Spotify has removed roughly 500,000 streams from Malcolm Todd’s song “Earrings” after the track’s sudden rise to the top of its US daily chart lined up suspiciously well with a bet on the prediction market Kalshi.
The company has also asked Kalshi and Polymarket to remove its logo from their sites and make clear that neither platform has a partnership with Spotify.
The song had been hovering near the top of the chart for weeks, a fixture rather than a fresh hit, which is what made its final jump so odd.
Between Sunday and Monday, June 28 and 29, streams of “Earrings” climbed by nearly 70%, enough to push it from fourth to first place on Spotify’s US daily chart for the first time in the song’s run.
It has since settled at number three, after Spotify’s intervention knocked out the streams behind the spike, in a case that echoes recent worries about manipulated content slipping through Spotify’s charts undetected.
The trigger for scrutiny came from inside the betting market itself. Kalshi had listed a contract tied to which song would be the most streamed in the US during June, and it had attracted roughly $3 million in trading.
In the week before the jump, traders had priced only about a 2.5% chance that “Earrings” would finish June at number one, which meant anyone who bought that outcome cheaply and then watched it land stood to make around 20 times their stake.
A trader named Caleb Davies, who studies Spotify chart data to place his own wagers, flagged the anomaly first.
He calculated the Sunday-to-Monday jump as an 11.24 sigma event, putting the odds of it happening by chance at roughly one in 77 octillion, a number so far outside normal variance that it reads less like a chart position and more like a fingerprint.
Spotify’s own investigation concluded that bots had generated a large share of the disputed plays.
There is no suggestion that Todd or his team had anything to do with the manipulation.
The financial incentive sat entirely on the trading side, with whoever inflated the streams standing to profit from a market that had priced the outcome as unlikely.

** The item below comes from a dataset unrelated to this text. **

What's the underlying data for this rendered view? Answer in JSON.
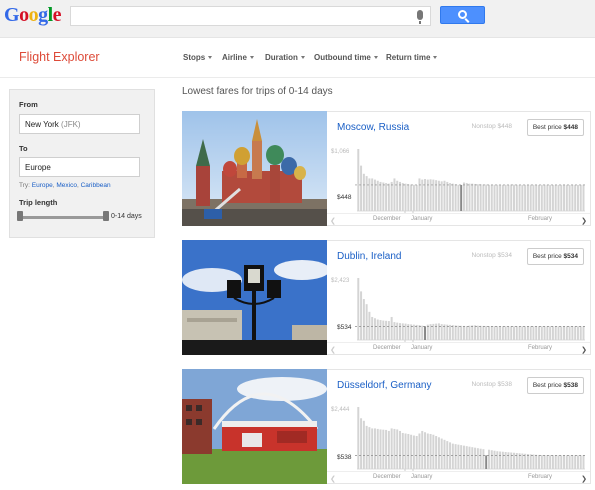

Kalshi had already paid out the bets settled using the flawed count before Spotify caught the problem.
Spotify said in a statement that “all streaming services face ever-changing stream manipulation” and that it has “best in class detection and mitigation practices for manipulated streams,” adding that it does not pay out royalties tied to manipulated plays.
A source at the company told The Hollywood Reporter that Spotify would be adding additional checks to its charts before they publish. Kalshi, for its part, said it is “in touch with Spotify and actively investigating this matter.”
The episode lands as prediction markets have worked to embed themselves more deeply into entertainment coverage, a push that has drawn its own scrutiny since Polymarket disclosed a $3 million theft tied to a third-party vendor breach earlier this year.
Kalshi has struck content partnerships with CNN and Fox News, and Polymarket has partnered with the Golden Globes, deals that only sharpen the awkwardness of a music chart being gamed for a payout.
Both platforms have also faced regulatory pushback in Europe this year over their licensing status, and Kalshi separately dealt with a case involving a MrBeast editor accused of trading on inside knowledge of the creator’s videos.
Kalshi has said it introduced new integrity measures in June, including risk scoring for high-risk markets and expanded whistleblower tools, and reported opening more than 150 investigations and blocking over 100 suspected insider trades in the first quarter.
Whether those measures would have caught this scheme is untested, since the manipulation happened on Spotify’s platform rather than Kalshi’s own order book.
The problem Spotify is now grappling with is structural: once a chart position can be turned into a cash payout, anyone able to inflate a stream count has a reason to try.